THE SOUTH CHINA SEA
A SHORT TIME LATER
Although the crashed Z-9 helicopter masked the sounds coming from the Avenger heading away from it, it did not cover the sound from the Chinese Y-8 patrol plane coming in from the north. But it did conceal the sound of passive sonobuoys being dropped in its path . . .
. . . and the sound of a single depth charge, a BLU-89E Kepà debo, or Terrible Wave, being dropped several minutes later.
Resembling an oil barrel with stabilization fins on one end and a sonar dome on the other, the BLU-89E released from the bomb bay of the Y-8 patrol plane and disappeared into the South China Sea. Its sonar activated automatically in passive mode, and it began to steer itself to the damaged Taiwanese submarine as it descended through the ocean. As the submarine began to increase the distance between them—the depth charge was sinking straight down, while the submarine was sailing ahead—it activated its active sonar to get a more precise distance to its target.

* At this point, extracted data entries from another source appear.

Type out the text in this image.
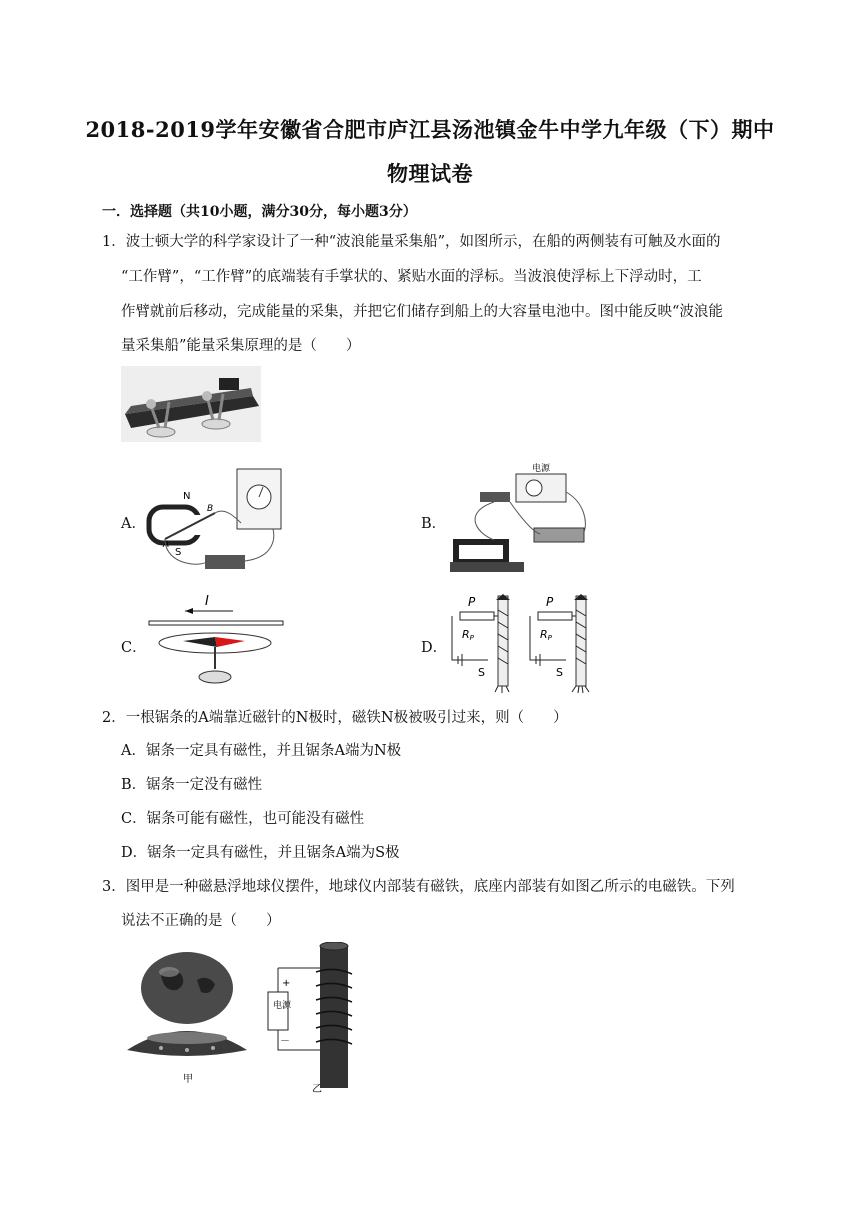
2018-2019学年安徽省合肥市庐江县汤池镇金牛中学九年级（下）期中
物理试卷
一．选择题（共10小题，满分30分，每小题3分）
1．波士顿大学的科学家设计了一种“波浪能量采集船”，如图所示，在船的两侧装有可触及水面的
“工作臂”，“工作臂”的底端装有手掌状的、紧贴水面的浮标。当波浪使浮标上下浮动时，工
作臂就前后移动，完成能量的采集，并把它们储存到船上的大容量电池中。图中能反映“波浪能
量采集船”能量采集原理的是（　　）
A．
N
S
A
B
B．
电源
C．
I
D．
P
RP
S
P
RP
S
2．一根锯条的A端靠近磁针的N极时，磁铁N极被吸引过来，则（　　）
A．锯条一定具有磁性，并且锯条A端为N极
B．锯条一定没有磁性
C．锯条可能有磁性，也可能没有磁性
D．锯条一定具有磁性，并且锯条A端为S极
3．图甲是一种磁悬浮地球仪摆件，地球仪内部装有磁铁，底座内部装有如图乙所示的电磁铁。下列
说法不正确的是（　　）
甲
电源
+
－
乙
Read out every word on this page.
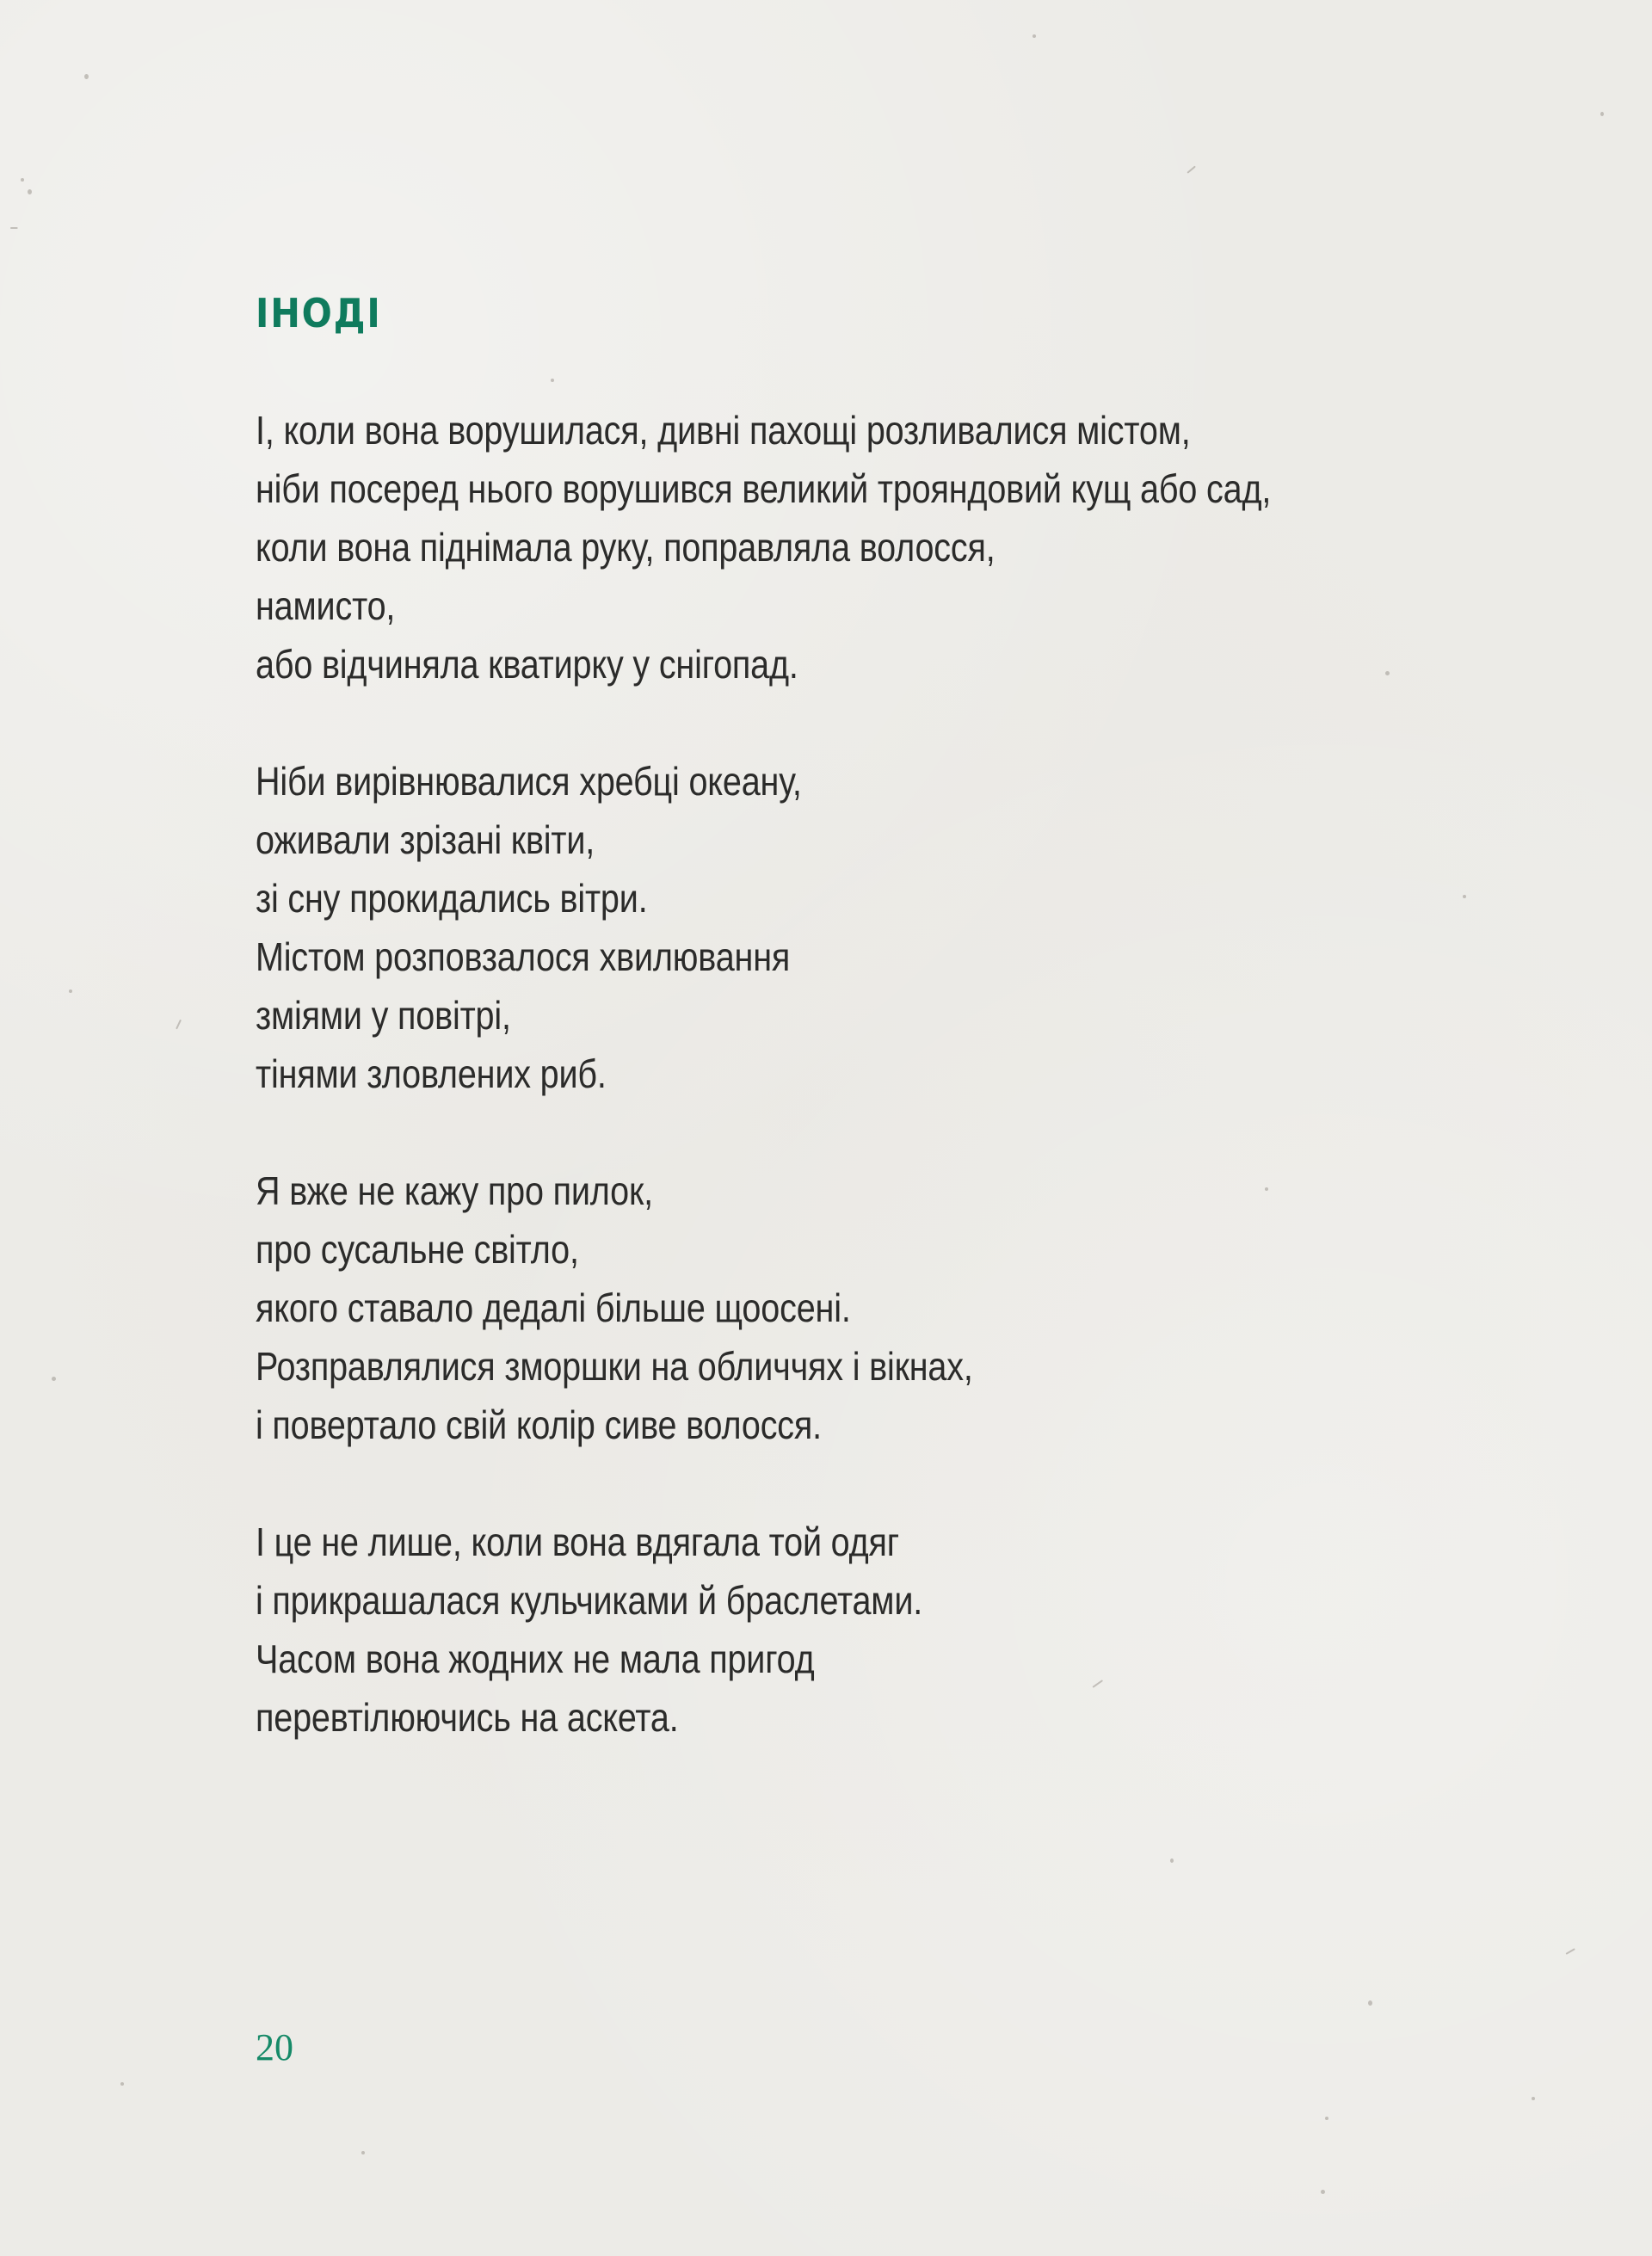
ІНОДІ

І, коли вона ворушилася, дивні пахощі розливалися містом,
ніби посеред нього ворушився великий трояндовий кущ або сад,
коли вона піднімала руку, поправляла волосся,
намисто,
або відчиняла кватирку у снігопад.

Ніби вирівнювалися хребці океану,
оживали зрізані квіти,
зі сну прокидались вітри.
Містом розповзалося хвилювання
зміями у повітрі,
тінями зловлених риб.

Я вже не кажу про пилок,
про сусальне світло,
якого ставало дедалі більше щоосені.
Розправлялися зморшки на обличчях і вікнах,
і повертало свій колір сиве волосся.

І це не лише, коли вона вдягала той одяг
і прикрашалася кульчиками й браслетами.
Часом вона жодних не мала пригод
перевтілюючись на аскета.

20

“Con, Sonar, loud splash directly above us, could be a torpedo or depth charge,” the sonar operator aboard the Taiwanese submarine Avenger reported. “No propulsion sounds yet. Possible depth charge.”
“No one uses depth charges anymore,” Captain Yao Mei-Yueh said half aloud. He was afraid it might be another of the Chinese rocket-powered torpedoes. “All stop. Rig for ultraquiet,” he ordered. If it was, he didn’t have the steering capability or speed to try to outmaneuver it with countermeasures like the last time. Better to sit quietly and hope the torpedo didn’t detect him. He knew the torpedo dropped straight down into the sea, and if it didn’t detect any target it simply kept on descending until it buried itself in the sea bottom or self-destructed. “Anything, Sonar?” he asked quietly on intercom.
“Nothing, sir.”
Maybe they lucked out again, Yao thought. He decided to wait a few more minutes and then . . .
And then he heard it—the unmistakable pings of a powerful active sonar, very close. “Con, Sonar, active sonar, range two thousand yards, bearing—”
He never finished that report. The one-kiloton nuclear warhead in the BLU-89E detonated less than a mile behind the Avenger, and the red-hot undersea fireball completely engulfed the submarine. The fireball created a bubble of superheated steam that expanded at hundreds of miles an hour, creating a surge of seawater that cracked the submarine into pieces in an instant. When the weight of the seawater exceeded the pressure of the bubble, it collapsed into itself, creating a second surge of ocean water in the opposite direction. As the bubble compressed, it superheated the water once again, creating another rapidly expanding bubble of energy and another fast-moving wall of water, like a living, breathing tsunami.
The explosion was deep enough that all that was detected on the surface was a dome of water and steam less than fifty feet high, and as the steam from the bubble vented into the atmosphere the dome quickly dissipated. A few of the Chinese aircraft carrier Zheng He’s smaller escorts were rocked by the sudden reversing ocean surges, and a few watchstanders thought they noticed something that looked like a low cloud or fog bank on the horizon, but nothing more.
But the sudden appearance of the white-hot steam dome in the middle of the cooler South China Sea was detected by the American Space-Based Infrared System heat-sensing satellites, and another report was sent through the chain of command.